Prolacta’s “PreemieFort® Enteral Solution” is intended for VLBW infants, as well as neonates and infants with conditions such as congenital gastrointestinal disorders or congenital heart diseases. It is also intended for those recovering from gastrointestinal surgery, which indicates a failure to gain weight. The approval acknowledges the critical role of human milk-based nutrition for these at-risk babies.
“Japan’s approval reflects a clear regulatory judgment that this category warrants pharmaceutical-level oversight.” Dr. Varun Sethi, CEO, Clinigen commented, “The regulatory authorities have carefully reviewed and established the necessary protocols to ensure that PreemieFort® Enteral Solution, a human milk-based product has been tested and approved according to medicine standards.
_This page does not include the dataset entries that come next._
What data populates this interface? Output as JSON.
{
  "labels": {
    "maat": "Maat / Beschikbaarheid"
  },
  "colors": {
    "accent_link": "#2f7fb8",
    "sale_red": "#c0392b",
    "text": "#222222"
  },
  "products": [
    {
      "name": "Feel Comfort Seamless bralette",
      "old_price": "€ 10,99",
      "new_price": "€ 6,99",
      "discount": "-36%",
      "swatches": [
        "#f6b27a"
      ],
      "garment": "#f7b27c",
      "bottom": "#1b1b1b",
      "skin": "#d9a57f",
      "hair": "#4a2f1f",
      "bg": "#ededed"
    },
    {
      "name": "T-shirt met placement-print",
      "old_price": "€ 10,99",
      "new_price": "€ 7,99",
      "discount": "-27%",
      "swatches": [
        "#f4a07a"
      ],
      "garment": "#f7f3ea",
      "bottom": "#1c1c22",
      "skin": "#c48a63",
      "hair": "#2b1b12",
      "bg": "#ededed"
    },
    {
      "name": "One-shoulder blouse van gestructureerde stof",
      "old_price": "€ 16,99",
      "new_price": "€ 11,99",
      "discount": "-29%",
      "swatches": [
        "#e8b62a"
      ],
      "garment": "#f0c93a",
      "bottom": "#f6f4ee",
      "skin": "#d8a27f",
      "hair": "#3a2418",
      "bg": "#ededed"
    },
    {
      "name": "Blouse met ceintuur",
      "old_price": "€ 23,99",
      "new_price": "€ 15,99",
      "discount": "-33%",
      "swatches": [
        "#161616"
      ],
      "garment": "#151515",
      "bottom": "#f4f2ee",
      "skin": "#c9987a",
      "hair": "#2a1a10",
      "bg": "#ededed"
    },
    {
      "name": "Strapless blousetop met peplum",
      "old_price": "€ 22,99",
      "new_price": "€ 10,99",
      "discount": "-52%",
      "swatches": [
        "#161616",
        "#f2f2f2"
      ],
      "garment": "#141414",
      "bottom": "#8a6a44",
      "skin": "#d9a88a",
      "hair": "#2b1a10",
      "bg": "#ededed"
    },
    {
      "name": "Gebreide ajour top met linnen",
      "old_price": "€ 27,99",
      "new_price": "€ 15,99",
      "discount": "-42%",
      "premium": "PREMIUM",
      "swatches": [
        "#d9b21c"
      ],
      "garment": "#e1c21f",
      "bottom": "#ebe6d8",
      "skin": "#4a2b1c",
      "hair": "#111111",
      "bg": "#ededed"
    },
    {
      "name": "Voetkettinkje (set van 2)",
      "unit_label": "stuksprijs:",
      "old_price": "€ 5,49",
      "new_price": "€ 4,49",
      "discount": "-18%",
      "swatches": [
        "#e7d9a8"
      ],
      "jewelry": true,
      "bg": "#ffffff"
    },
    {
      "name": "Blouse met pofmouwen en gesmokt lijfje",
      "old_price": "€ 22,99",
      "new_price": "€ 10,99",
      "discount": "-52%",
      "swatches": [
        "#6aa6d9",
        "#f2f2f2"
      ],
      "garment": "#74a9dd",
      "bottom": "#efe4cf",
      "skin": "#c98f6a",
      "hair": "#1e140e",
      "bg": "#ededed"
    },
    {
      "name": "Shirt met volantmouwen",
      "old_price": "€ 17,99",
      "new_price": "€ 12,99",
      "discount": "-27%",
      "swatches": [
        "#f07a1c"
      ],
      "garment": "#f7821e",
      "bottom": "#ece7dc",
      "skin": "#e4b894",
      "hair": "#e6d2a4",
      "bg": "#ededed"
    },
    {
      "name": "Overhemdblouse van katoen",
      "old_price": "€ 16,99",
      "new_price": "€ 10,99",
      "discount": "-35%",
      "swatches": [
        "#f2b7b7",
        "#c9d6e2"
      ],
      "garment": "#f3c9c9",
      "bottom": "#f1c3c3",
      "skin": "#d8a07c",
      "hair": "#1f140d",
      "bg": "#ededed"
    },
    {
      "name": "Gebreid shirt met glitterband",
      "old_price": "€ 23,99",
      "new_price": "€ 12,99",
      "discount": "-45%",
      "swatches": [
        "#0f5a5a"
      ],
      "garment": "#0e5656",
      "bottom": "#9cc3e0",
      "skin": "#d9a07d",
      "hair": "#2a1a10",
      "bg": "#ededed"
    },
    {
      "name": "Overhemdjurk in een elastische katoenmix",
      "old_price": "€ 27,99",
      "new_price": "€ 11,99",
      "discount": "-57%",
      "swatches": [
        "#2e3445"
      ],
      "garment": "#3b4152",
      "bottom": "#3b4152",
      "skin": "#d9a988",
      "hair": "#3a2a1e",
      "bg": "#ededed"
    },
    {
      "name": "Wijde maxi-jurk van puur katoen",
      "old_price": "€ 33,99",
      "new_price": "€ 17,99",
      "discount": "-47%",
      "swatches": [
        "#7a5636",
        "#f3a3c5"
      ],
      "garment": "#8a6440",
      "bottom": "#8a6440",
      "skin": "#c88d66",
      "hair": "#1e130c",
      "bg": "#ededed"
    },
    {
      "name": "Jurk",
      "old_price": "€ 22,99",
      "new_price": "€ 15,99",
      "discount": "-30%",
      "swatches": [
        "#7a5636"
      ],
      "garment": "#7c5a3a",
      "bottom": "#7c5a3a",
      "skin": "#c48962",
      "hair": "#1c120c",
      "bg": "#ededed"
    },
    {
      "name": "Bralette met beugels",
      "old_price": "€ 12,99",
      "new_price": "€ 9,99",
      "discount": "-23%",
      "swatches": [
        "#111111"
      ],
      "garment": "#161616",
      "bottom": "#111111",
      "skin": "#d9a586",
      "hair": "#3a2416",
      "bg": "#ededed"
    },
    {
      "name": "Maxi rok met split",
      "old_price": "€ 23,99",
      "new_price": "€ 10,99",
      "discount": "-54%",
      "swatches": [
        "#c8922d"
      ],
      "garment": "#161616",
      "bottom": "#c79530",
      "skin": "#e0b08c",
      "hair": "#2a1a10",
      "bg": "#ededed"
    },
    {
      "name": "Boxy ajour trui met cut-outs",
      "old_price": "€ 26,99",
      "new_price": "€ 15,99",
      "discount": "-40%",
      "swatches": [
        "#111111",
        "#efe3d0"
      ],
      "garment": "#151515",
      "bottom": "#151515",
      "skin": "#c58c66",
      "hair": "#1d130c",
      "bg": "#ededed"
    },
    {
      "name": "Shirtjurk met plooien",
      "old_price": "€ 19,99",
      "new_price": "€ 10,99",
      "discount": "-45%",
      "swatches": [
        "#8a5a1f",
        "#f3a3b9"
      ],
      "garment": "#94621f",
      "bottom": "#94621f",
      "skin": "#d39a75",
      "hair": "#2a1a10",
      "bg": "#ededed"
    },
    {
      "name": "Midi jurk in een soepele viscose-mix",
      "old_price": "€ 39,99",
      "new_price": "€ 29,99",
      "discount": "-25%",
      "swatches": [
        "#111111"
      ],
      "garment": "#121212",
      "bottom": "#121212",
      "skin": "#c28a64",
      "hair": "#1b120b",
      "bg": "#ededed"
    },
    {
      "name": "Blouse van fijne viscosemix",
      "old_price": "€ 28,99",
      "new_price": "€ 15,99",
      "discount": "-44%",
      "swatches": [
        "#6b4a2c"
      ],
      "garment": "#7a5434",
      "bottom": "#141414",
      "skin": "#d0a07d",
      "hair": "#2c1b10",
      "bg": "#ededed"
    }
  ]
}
Patient access is determined by quality, safety, and efficacy, not geography.
"A complex, new science asset was updated in Japan, opening new markets and helping vulnerable infants.” Scott Elster, CEO, of Prolacta said: “We are proud to have secured approval for the world’s first human milk-based fortifier for therapeutic use in Japan underscoring the strength of our pharmaceutical-grade manufacturing, quality systems, clinical evidence, and regulatory expertise. This landmark approval enables access to more at-risk infants globally.”